Editor's Letter: Here Awards 2024

Our editor contemplates the complexity of explaining our Best house Aotearoa 2024.

Editor's Letter: Here Awards 2024

Our editor contemplates the complexity of explaining our Best house Aotearoa 2024.

One of the hardest things with writing about architecture – or maybe, writing about anything – is there are always a multitude of ways to get into a story, but when you tell that story you tell it at the expense of other things.

You can right the balance, of course, and you can add sidebars and asides and maybe a bracket here and there for a bit of extra information, but the slant you take tends to nudge everything else out. Add too much, and it’s like a soup with too much in it; things get confused, the reader loses the thread. Your story becomes a list of points, at which point you would have been better to do a PowerPoint presentation.

I digress.
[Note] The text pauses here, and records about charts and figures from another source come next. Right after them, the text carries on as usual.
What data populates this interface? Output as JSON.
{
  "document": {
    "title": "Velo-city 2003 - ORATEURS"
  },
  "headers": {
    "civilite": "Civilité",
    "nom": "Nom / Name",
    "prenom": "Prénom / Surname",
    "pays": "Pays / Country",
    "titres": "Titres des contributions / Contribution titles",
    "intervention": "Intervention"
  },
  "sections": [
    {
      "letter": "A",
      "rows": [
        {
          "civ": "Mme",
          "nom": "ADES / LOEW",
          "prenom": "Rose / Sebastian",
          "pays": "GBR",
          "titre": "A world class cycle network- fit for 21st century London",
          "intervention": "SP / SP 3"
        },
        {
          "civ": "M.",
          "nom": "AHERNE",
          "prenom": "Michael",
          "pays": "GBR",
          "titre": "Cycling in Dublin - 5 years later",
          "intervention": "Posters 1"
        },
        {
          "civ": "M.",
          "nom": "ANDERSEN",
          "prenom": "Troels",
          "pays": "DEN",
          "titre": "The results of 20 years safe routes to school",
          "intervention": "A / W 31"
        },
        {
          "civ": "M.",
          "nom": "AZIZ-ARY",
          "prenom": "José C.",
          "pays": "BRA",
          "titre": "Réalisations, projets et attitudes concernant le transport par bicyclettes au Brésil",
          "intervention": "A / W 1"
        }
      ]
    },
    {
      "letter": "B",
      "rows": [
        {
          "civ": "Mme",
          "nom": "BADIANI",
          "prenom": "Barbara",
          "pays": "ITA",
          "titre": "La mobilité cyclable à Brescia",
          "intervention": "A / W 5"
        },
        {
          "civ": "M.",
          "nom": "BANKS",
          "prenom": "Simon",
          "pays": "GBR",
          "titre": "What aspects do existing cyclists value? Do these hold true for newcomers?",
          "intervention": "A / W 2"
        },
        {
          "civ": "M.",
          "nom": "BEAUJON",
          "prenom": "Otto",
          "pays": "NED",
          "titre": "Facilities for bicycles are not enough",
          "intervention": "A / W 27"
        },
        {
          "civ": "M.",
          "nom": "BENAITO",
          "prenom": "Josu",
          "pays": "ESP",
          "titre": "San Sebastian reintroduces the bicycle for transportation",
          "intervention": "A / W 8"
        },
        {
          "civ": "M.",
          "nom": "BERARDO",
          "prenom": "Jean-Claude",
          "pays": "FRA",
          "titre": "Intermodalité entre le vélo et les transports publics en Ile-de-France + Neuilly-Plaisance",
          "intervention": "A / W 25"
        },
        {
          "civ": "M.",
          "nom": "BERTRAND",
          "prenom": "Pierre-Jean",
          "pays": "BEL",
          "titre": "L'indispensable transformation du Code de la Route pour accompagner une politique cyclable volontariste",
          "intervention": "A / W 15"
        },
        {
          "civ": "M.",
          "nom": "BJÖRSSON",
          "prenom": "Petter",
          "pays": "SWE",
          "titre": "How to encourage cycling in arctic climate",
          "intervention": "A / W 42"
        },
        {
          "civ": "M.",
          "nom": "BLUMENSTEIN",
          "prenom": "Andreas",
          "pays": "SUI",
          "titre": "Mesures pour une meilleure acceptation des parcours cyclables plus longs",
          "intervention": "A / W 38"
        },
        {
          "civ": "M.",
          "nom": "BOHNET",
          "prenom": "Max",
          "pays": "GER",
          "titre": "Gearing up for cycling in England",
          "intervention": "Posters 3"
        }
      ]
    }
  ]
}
You get the point. (Welcome to my brain.)

That’s a hard dance at the best of times, but it’s hardest when you have a house as thoughtful, as detailed and as carefully put together as our Best House Aotearoa 2024, the home of ceramicist Lucy Coote and architect Mark Leong.

The plans the couiple developed for the renovation of their original 1904 brick villa at the end of the street, at the end of central Wellington – a kind of full stop for the city – are on one level distinctive, clear-eyed and rational. A U-shaped brick extension around a courtyard, with a lovely flow of spaces.

There are a million compelling things to talk about in the house: the house responds to its context, responds to its heritage, responds to the way they live. The colours are wonderful. They chose brick because it spoke to both of them, one as an architect and one as a potter. They mixed humble materials and basic carpentry with really lovely spaces… And there’s a lovely brick oculus beside the stairs outside which is a gentle nod to Leong’s Chinese-Malaysian ancestry. All that is without getting into the fact that a long time ago Mark was part of a band called So So Modern, and whether there are connections between architecture and music.  

And yet: it feels effortless, simple, restrained. A pale brick extension added to a lovely old house, with a sense of craft. You get the sense that, despite all the influences and thoughts and ideas and processes and experiments and discussions and logic and iterations and fine fine details, they very sensibly came back to the same intuitive question every time: does this feel right?

And the answer, of course, is yes, it does feel most truly right. Congratulations, Mark and Lucy, you have a wonderful home.